The private sector and the unofficial bar have observed that money laundering in the private sector escaped unreported to the Financial Intelligence Unit (FIU) of the Central Bank of Sri Lanka (CBSL).
There are various types of audits such as statutory audits conducted based on the Companies Act, financial audits in the Government and value for money audits.
Theoretically, forensic auditing looks at aspects such as fraud and misappropriation. Basically, forensic auditing looks at things which have already taken place. It is the day-to-day job of the internal audit divisions within the various private sector entities to conduct forensic audits.
The management or director board or shareholders of private sector entities, for example with that of a marketing company, however would also engage an external party to conduct a forensic audit. There are two parties involved. This is a privately agreed upon affair. The forensic auditor has to look at a specific area. The scope is defined in such a case by the assignment giver, that is the management or the director board or the shareholders along with the forensic auditor.

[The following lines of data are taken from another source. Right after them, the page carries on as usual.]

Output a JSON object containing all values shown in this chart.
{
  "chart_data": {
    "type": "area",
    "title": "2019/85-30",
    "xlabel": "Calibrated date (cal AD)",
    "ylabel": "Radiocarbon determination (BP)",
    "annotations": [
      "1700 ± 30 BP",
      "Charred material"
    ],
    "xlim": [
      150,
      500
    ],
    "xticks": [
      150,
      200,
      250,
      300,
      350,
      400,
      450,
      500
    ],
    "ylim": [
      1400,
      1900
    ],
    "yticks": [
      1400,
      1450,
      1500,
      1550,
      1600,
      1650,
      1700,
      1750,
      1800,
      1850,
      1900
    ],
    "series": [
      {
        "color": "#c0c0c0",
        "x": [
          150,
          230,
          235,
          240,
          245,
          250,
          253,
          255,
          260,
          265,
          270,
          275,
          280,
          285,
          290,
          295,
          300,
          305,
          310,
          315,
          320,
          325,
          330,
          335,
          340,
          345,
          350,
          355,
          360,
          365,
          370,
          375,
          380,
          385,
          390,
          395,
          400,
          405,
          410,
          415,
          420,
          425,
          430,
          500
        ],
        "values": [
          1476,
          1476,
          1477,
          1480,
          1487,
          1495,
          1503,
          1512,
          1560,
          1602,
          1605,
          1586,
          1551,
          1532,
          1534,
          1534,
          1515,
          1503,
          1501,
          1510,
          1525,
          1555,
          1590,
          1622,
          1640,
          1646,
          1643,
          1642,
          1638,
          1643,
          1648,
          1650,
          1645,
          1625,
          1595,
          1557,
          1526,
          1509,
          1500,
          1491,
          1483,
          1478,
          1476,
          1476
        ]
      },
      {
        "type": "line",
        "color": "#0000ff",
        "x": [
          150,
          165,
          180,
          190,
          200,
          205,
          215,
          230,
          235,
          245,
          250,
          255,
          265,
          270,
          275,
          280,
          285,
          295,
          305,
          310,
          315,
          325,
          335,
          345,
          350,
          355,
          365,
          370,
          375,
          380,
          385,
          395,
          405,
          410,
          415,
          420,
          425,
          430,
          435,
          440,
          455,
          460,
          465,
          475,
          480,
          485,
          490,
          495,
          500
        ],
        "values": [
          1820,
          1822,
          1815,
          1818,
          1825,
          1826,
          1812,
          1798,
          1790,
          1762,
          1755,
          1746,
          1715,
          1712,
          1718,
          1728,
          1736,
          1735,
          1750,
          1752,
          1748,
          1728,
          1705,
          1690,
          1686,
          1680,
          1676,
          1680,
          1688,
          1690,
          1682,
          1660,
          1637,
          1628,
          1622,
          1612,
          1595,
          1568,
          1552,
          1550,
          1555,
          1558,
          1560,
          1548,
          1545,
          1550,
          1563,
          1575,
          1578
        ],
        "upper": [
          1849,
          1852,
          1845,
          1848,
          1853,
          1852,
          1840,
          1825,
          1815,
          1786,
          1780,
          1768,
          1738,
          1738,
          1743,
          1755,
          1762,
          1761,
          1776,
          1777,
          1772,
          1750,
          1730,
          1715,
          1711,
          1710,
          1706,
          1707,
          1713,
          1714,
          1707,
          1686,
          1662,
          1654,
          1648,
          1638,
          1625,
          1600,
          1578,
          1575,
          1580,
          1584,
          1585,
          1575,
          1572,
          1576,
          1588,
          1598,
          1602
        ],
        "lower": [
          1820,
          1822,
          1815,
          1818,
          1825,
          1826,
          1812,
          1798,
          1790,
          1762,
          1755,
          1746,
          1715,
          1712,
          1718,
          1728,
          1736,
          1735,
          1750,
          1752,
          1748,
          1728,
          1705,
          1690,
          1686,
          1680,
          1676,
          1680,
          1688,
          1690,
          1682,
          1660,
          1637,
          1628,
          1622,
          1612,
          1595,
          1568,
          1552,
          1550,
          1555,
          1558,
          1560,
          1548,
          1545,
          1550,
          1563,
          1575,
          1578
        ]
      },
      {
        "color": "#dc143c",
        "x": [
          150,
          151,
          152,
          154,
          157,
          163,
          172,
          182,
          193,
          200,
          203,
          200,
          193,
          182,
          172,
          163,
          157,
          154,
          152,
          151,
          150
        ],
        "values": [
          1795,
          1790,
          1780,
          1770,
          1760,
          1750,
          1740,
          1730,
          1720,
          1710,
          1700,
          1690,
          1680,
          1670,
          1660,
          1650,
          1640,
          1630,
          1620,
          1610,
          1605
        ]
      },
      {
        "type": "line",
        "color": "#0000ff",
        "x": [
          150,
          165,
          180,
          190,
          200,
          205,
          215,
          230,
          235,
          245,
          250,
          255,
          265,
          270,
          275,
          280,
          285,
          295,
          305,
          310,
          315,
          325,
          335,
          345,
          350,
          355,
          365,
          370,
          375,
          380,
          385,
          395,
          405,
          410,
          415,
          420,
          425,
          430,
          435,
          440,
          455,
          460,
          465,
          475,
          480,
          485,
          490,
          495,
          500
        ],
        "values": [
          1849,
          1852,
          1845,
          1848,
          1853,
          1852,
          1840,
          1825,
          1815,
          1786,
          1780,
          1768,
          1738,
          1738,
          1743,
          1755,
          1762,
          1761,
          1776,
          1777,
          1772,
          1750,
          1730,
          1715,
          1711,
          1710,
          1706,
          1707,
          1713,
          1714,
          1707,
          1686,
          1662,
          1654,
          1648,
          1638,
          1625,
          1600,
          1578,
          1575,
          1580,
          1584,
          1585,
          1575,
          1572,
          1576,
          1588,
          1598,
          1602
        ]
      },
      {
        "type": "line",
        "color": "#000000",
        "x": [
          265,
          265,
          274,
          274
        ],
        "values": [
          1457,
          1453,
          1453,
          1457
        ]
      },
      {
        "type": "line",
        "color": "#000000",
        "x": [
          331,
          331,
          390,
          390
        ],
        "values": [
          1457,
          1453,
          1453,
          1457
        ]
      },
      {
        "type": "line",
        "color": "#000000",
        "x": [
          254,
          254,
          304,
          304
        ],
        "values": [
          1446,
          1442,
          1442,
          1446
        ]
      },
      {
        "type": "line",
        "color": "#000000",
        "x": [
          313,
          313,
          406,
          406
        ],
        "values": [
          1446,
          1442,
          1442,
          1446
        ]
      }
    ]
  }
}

The forensic auditor will look at the relevant financial regulations, relevant standard operating procedures, relevant procedural manuals, the Banking Act, exchange control laws and other regulations like governing a municipal council or the Sri Lanka Tourist Board, if any such party is also involved.
If there is a violation detected during the forensic audit, to what extent certain regulations of the Prevention of Money Laundering Act would apply is also looked at. As per the money laundering laws, if an allegation is levelled against someone, one is assumed guilty until proven innocent. Whereas, this is not the case in common law. Money laundering laws also override all secrecy clauses. The Computer Crime Act may also be applicable.
Which aspects to be placed emphasis on is decided next, whereby the forensic auditor using his or her skills and experience, judges the amount of time allocated per aspect.
The audit procedures and steps followed in conducting the audit are upon the guidelines laid down by the Institute of Chartered Accountants of Sri Lanka and agreed upon procedural engagements based on Sri Lanka Standards on Review Engagements (SLSRE).
Then a multidisciplinary team composed of legal experts (attorneys who are specialized in looking at aspects concerning the relevant law), financial experts (to look at aspects concerning finance) including accountants, information technology experts and in the case of the Police Financial Crimes Investigation Division (FCID) conducting investigations, law enforcement officers to look into the criminal aspects, should be deployed to engage in field work.
Attorney-at-Law at Sudath Perera Associates, Laknath Jayawickrama said that there were no guidelines laid down by the legal profession for the conducting of forensic audits, adding that lawyers could also be held liable for not conducting a proper forensic audit.
Yet it is mostly accountants who are thus engaged and employed to purely look into the financial aspects, he pointed out, adding that the multidisciplinary approach is never practised in reality.
There is today a need for an overall holistic approach to be taken and for this a competent multidisciplinary team and approach is required and essential, he noted.
The outcomes and findings are then compiled as a report.
There could be cover-ups of various malpractices committed by the internal audit divisions of the companies, Jayawickrama further added.
The forensic auditor engaged then reports back to the management or the director board or the shareholders who commissioned his services and the report.
However, if in the conducting of the audit, the forensic auditor uncovers problems in the company in relation to the laws governing money laundering, he or she should report it to the FIU of the CBSL.
“The forensic auditor’s job is a risky one. At this juncture, the forensic auditor faces a dilemma, which is whether to report only to those who commissioned the report along with his or her services or to the FIU of the CBSL. If he or she reports to the FIU of the CBSL, he or she is then guaranteed to never again receive a job from the said company plus the fact that he or she reported the matter to the FIU of the CBSL will be no secret in the industry and job market. It will lead to him or her being blacklisted. It then becomes a question of keeping one’s career intact,” Jayawickrama explained.
He also noted that the issue has to be addressed.
“A new authority and regulatory mechanism could be set up to look into these matters. Forensic auditors and accountants should be given the necessary protection. They must be encouraged to report money laundering to the FIU of the CBSL. They should be allowed to give evidence by way of signing a sworn affidavit instead of being hassled by having to wait at the FCID or the Commission to Investigate Allegations of Bribery or Corruption or the Anti-Corruption Secretariat or the Presidential Commission of Inquiry to Investigate and Inquire into Serious Acts of Fraud, Corruption and Abuse of Power, State Resources and Privileges for eight hours or to appear in Courts, three to four times a month. As when certain matters are heard in a judge’s chamber, confidentiality must be guaranteed,” he said.
Partner – Head of Forensic Service at KPMG, Sri Lanka, Jagath Perera, Deputy Inspector General of Police (DIG), Priyantha Jayakody, former Deputy Governor of the CBSL, W.A. Wijewardena, and Sri Lanka Insurance Ombudsman, Attorney-at-Law Dr. Wickrema Weerasooria were not available for comment.